= Conclusion (music) =

Ending of a composition; may take the form of a coda or outro

"Jingle Bells"'s outro

In music, the conclusion is the ending of a composition and may take the form of a coda or outro.

Pieces using sonata form typically use the recapitulation to conclude a piece, providing closure through the repetition of thematic material from the exposition in the tonic key. In all musical forms other techniques include "altogether unexpected digressions just as a work is drawing to its close, followed by a return...to a consequently more emphatic confirmation of the structural relations implied in the body of the work."

For example:
- The slow movement of Bach's Brandenburg Concerto No. 2, where a "diminished-7th chord progression interrupts the final cadence."
- The slow movement of Symphony No. 5 by Beethoven, where, "echoing afterthoughts", follow the initial statements of the first theme and only return expanded in the coda.
- Varèse's Density 21.5, where partitioning of the chromatic scale into (two) whole tone scales provides the missing tritone of b implied in the previously exclusive partitioning by (three) diminished seventh chords.

==Coda==

Coda (Italian for "tail", plural code) is a term used in music in a number of different senses, primarily to designate a passage which brings a piece (or one movement thereof) to a conclusion.

==Outro==

An outro (sometimes "outtro", also "extro") is the opposite of an intro. Outro is a blend of out and intro.

The term is typically used only in the realm of popular music. It can refer to the concluding track of an album or to an outro-solo, an instrumental solo (usually a guitar solo) played as the song fades out or until it stops.

==Repeat and fade==
Repeat and fade is a musical direction used in sheet music when more than one repeat of the last few measures or so of a piece is desired with a fade-out (like something traveling into the distance and disappearing) as the manner in which to end the music. It originated as a sound effect made possible by the volume controls on sound recording equipment and on the sound controls for speaker output. No equivalent Italian term was in the standard lexicon of musical terms, so it was written in English, the language of the musician(s) who developed the technique. It is very difficult to approximate this effect on an instrument such as the piano, but instrumentalists can simulate it by thinning the musical texture while applying diminuendo within the limits of their instruments, and by taking advantage of the open-ended feeling of an unresolved harmony or melodic tone at the end.
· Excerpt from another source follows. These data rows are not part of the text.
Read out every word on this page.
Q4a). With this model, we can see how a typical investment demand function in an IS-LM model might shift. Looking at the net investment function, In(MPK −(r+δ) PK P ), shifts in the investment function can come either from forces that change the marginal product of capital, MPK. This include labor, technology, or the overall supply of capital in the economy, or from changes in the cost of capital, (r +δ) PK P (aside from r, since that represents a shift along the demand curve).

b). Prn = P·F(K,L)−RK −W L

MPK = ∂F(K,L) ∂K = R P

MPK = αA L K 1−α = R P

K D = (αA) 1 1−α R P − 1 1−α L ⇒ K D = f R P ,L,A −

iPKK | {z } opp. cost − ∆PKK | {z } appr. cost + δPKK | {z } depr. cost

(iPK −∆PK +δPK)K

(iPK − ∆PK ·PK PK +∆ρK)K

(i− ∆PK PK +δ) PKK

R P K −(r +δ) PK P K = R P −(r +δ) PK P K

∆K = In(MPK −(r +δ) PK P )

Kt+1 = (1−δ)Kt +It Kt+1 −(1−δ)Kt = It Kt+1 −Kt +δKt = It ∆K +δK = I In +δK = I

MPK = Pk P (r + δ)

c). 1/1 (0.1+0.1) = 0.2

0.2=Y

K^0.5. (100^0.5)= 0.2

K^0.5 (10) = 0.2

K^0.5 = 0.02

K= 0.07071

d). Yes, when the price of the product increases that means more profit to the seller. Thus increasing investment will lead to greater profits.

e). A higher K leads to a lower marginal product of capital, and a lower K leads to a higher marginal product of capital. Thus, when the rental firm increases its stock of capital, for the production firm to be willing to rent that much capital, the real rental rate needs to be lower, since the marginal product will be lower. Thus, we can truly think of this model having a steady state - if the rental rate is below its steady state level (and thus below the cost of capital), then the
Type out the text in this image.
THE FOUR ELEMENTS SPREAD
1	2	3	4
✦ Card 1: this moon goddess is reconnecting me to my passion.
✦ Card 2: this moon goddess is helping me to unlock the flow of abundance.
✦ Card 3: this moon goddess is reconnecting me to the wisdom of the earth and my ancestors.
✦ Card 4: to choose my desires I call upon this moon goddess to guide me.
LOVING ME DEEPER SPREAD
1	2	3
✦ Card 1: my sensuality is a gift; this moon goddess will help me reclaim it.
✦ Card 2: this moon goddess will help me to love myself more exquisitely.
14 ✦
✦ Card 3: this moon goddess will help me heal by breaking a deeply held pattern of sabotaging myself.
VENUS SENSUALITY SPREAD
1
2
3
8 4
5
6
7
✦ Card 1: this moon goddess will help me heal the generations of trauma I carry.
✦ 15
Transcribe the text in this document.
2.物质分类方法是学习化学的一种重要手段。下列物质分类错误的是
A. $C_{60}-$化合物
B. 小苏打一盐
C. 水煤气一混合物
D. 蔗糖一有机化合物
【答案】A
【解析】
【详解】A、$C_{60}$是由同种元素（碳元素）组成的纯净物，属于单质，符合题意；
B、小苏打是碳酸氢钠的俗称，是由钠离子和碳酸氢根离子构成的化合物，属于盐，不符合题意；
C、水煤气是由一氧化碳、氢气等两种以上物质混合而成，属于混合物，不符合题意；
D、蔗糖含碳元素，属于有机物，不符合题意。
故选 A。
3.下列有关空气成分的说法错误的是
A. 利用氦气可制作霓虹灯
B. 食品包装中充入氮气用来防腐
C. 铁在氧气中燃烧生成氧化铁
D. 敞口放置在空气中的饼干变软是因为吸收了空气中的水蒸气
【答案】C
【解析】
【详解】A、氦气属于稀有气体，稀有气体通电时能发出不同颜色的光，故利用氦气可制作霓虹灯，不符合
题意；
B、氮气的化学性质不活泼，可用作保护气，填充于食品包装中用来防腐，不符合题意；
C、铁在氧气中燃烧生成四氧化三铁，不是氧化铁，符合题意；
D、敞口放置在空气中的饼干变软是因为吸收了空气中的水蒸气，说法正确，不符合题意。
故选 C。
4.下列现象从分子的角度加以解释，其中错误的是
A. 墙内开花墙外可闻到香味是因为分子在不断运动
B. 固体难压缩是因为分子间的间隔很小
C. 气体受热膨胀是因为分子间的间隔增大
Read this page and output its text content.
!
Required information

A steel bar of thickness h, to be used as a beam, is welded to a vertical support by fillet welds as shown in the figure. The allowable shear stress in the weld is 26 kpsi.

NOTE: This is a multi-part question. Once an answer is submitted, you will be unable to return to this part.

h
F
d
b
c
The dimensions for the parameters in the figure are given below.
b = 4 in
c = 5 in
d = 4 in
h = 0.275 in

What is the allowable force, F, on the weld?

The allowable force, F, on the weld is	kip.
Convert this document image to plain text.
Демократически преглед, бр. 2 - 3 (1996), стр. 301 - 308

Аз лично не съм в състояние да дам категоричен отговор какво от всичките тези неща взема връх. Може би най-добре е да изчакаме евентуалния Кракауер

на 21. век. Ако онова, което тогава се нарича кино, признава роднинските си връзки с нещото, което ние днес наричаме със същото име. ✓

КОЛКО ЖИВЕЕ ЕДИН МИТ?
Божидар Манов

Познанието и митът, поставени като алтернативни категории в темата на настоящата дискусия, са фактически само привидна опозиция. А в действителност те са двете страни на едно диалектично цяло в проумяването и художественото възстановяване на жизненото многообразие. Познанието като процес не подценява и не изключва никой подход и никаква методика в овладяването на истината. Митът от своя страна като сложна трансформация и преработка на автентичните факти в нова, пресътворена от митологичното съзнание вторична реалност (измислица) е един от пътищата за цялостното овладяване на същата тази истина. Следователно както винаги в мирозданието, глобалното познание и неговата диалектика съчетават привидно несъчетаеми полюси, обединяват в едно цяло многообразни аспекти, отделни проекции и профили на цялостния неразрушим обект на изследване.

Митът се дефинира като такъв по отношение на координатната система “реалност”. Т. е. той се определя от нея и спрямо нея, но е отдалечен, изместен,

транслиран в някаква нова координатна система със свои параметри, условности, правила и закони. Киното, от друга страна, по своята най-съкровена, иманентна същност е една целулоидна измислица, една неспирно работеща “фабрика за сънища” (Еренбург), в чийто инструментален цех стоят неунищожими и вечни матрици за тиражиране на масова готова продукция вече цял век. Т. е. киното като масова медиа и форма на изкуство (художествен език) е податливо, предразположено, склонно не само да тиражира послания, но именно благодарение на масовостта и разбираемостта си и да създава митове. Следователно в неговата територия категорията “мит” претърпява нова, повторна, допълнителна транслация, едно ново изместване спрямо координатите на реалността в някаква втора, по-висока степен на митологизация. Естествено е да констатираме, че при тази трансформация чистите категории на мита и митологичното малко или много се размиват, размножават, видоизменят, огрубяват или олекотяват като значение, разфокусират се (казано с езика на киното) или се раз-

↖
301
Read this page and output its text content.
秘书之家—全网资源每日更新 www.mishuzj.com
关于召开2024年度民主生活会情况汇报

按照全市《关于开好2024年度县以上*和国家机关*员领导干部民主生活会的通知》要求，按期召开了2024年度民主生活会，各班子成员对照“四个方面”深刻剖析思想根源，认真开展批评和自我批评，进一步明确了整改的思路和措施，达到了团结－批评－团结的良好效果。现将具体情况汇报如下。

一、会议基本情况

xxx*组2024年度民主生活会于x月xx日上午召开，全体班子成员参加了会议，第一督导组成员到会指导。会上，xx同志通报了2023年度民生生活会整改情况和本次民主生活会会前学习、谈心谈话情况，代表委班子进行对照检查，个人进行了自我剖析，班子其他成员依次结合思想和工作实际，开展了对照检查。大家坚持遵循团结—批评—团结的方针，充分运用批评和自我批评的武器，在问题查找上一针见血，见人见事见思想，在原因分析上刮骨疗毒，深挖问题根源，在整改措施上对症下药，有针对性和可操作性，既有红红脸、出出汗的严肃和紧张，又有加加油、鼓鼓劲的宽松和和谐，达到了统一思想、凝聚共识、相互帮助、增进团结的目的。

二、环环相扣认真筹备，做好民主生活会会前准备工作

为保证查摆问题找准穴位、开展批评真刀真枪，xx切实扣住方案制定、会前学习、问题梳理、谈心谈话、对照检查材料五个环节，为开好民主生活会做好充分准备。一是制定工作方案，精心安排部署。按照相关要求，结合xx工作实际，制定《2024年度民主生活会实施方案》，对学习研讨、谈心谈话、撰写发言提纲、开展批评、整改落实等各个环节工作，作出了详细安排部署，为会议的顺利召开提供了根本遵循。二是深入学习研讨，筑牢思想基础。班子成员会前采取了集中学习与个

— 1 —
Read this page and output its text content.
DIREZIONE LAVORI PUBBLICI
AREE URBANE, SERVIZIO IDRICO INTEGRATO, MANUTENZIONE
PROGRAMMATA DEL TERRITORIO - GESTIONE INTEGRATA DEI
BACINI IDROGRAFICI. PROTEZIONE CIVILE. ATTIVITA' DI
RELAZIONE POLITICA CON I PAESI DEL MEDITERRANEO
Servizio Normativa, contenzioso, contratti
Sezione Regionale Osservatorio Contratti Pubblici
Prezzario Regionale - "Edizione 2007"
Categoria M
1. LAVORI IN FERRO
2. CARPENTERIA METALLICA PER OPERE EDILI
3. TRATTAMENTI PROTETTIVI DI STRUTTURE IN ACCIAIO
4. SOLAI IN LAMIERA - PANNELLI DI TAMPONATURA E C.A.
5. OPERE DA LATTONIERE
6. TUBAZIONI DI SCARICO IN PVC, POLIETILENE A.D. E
It is in the family of terms and signs that indicate repeated material, but it does not substitute for any of them, and it would be incorrect to describe it as a "shortcut" to any of the other repeat signs (such as Dal segno). The direction is to be taken literally: while repeating the music contained within the section annotated "repeat and fade", the player(s) should continue to play/repeat, and the mixer or player(s) should fade the volume while the player(s) repeat the appropriate musical segments, until the song has been faded out (usually by faders on the mixing board).